Easiest way is to open the bleeder screws at each wheel, loosen the cap on the master cylinder reservoir, and let it gravity bleed. Let the old fluid run out of the reservoir first so you don't just dilute it, then when the level gets real low, fill the reservoir and let it continue bleeding. When you see clear fluid coming out of one of the bleeder screws, tighten that one and wait for the others to do the same. Don't let the reservoir run completely empty because air will be drawn in and cause a mushy pedal.
When you're done, do not fill the reservoir. See how full it is before you start bleeding and fill it to the same level. If the fluid was somewhat low when you started, the front brake pads are worn. When new ones are installed in the future, the fluid level in the reservoir will be higher. By not filling it to the top now, you leave room for that fluid to go when the new brake pads are installed.

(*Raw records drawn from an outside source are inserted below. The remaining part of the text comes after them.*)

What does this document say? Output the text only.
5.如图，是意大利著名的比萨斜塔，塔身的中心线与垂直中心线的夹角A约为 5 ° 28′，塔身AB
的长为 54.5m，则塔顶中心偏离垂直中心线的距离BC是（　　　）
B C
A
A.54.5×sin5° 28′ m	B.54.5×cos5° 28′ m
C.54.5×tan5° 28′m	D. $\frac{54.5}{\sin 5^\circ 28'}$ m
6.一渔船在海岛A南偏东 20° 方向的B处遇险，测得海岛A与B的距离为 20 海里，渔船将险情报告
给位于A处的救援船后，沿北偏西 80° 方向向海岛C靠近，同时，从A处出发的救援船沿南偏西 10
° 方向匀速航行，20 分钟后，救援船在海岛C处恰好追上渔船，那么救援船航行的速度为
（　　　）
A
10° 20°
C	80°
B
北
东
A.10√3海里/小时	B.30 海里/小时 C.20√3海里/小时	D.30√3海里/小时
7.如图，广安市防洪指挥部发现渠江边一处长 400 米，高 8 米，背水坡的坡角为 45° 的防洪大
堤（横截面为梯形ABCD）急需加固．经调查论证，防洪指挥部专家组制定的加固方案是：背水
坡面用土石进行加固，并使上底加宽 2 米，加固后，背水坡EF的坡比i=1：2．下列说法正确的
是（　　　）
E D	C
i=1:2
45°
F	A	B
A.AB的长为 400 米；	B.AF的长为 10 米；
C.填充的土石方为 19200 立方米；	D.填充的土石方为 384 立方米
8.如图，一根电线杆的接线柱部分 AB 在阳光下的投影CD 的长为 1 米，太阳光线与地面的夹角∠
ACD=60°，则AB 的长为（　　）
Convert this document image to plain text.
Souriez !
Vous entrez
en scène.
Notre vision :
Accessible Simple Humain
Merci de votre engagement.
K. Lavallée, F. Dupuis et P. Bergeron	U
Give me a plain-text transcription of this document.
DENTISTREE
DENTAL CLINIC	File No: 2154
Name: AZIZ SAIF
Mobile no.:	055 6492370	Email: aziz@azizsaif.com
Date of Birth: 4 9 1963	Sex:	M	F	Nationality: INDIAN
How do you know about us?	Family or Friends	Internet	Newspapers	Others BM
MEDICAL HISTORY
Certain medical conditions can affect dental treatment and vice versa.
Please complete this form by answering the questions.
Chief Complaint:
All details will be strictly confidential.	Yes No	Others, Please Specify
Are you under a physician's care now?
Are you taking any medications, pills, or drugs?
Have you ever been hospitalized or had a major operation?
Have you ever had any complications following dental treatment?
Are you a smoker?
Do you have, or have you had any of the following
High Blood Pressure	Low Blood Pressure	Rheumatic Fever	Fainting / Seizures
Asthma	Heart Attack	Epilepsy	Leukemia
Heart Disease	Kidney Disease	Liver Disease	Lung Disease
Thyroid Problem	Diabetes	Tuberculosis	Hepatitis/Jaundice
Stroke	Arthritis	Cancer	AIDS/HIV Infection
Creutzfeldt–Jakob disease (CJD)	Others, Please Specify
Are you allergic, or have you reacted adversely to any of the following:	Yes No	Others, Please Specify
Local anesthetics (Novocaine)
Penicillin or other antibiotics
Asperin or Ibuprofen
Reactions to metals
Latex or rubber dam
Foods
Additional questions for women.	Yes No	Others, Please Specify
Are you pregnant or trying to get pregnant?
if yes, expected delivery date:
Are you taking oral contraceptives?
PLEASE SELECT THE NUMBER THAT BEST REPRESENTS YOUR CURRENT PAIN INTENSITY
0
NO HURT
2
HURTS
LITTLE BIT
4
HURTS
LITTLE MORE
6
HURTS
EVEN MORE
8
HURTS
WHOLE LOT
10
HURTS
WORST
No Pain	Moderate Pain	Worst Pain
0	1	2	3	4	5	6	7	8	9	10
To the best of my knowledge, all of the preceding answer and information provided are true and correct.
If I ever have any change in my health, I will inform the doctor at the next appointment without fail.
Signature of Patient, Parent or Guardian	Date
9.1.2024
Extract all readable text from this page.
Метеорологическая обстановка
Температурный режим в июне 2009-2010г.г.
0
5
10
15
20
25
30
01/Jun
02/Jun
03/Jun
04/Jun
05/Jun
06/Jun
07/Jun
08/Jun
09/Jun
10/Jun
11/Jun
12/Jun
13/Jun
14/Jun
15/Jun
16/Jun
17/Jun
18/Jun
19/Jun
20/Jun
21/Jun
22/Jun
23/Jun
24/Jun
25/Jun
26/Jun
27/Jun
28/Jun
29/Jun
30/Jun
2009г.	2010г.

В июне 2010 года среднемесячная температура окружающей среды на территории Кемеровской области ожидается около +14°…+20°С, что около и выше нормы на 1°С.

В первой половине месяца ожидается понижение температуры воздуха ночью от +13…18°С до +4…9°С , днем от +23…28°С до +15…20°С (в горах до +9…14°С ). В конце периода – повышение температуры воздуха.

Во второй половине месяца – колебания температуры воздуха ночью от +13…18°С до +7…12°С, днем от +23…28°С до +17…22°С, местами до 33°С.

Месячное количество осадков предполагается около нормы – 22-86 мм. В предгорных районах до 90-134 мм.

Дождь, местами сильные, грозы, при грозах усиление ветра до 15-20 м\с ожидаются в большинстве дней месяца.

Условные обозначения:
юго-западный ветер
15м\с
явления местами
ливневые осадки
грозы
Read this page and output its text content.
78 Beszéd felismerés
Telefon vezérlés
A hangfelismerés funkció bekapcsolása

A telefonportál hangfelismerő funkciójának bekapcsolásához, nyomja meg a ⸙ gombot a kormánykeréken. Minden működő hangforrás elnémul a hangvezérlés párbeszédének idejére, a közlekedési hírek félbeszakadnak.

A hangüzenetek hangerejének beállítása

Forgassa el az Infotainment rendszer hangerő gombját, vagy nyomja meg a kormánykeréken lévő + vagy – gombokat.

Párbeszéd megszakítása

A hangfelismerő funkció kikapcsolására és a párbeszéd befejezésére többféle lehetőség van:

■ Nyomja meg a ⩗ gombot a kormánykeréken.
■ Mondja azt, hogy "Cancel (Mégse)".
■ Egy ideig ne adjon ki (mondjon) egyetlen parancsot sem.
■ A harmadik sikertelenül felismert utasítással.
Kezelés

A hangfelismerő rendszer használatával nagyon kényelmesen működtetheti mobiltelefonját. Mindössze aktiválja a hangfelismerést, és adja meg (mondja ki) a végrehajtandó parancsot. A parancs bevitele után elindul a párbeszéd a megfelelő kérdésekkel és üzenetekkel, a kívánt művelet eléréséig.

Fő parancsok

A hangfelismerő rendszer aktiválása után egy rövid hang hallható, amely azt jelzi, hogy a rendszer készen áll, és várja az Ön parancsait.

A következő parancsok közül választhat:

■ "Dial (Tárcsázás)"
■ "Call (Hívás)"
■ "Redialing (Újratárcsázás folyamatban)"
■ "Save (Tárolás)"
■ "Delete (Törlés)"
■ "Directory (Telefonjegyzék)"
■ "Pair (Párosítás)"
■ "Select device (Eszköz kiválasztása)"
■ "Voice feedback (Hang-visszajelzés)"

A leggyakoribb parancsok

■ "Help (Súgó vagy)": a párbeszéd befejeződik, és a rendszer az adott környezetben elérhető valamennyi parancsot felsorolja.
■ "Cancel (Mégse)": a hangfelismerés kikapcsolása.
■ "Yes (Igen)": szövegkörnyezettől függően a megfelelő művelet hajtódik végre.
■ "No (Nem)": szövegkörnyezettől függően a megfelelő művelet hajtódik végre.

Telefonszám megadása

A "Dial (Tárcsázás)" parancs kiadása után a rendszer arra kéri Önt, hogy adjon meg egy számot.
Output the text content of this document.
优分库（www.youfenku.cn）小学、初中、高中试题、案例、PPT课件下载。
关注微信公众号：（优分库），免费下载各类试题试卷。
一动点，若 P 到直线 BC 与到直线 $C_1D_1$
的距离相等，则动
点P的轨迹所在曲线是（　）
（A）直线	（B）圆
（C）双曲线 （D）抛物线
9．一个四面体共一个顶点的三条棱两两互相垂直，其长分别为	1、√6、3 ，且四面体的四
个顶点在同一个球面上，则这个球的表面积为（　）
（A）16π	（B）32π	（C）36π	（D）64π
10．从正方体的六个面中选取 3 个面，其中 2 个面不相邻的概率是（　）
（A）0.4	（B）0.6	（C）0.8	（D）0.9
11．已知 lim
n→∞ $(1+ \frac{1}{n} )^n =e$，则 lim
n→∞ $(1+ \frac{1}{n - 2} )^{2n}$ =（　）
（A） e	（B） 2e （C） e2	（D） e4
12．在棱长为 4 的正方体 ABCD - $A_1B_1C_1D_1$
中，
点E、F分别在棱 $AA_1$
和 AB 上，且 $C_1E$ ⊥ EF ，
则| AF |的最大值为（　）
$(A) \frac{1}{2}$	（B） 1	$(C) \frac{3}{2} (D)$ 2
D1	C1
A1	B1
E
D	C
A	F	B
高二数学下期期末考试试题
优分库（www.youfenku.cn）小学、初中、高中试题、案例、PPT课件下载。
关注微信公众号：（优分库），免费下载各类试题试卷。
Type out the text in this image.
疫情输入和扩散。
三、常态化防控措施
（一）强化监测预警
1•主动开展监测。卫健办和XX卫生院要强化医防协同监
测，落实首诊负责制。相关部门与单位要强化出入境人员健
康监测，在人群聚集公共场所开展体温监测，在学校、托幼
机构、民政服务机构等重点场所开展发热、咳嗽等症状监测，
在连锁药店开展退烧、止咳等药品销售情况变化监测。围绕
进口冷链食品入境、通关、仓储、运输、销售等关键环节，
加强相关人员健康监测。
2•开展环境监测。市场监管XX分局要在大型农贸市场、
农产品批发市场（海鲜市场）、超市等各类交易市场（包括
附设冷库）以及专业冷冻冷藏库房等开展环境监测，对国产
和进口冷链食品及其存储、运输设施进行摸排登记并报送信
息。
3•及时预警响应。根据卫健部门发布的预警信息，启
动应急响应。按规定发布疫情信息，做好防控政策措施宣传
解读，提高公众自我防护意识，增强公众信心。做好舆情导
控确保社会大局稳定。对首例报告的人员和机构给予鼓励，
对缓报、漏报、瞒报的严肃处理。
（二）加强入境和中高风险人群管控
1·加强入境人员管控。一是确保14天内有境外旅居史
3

You can speed up the bleeding process by having a helper press the brake pedal, but just do one wheel at a time and close the bleeder screw just before he releases the pedal to prevent air from being drawn in. It is also real important to never push the pedal more than half way to the floor. Doing that runs the lip seals over the crud and corrosion that builds up in the area where they don't normally travel and can rip them. That will result in a slowly sinking pedal when it is applied.
Be absolutely certain not a hint of petroleum product gets into the brake fluid. That includes engine oil, transmission fluid, and power steering fluid.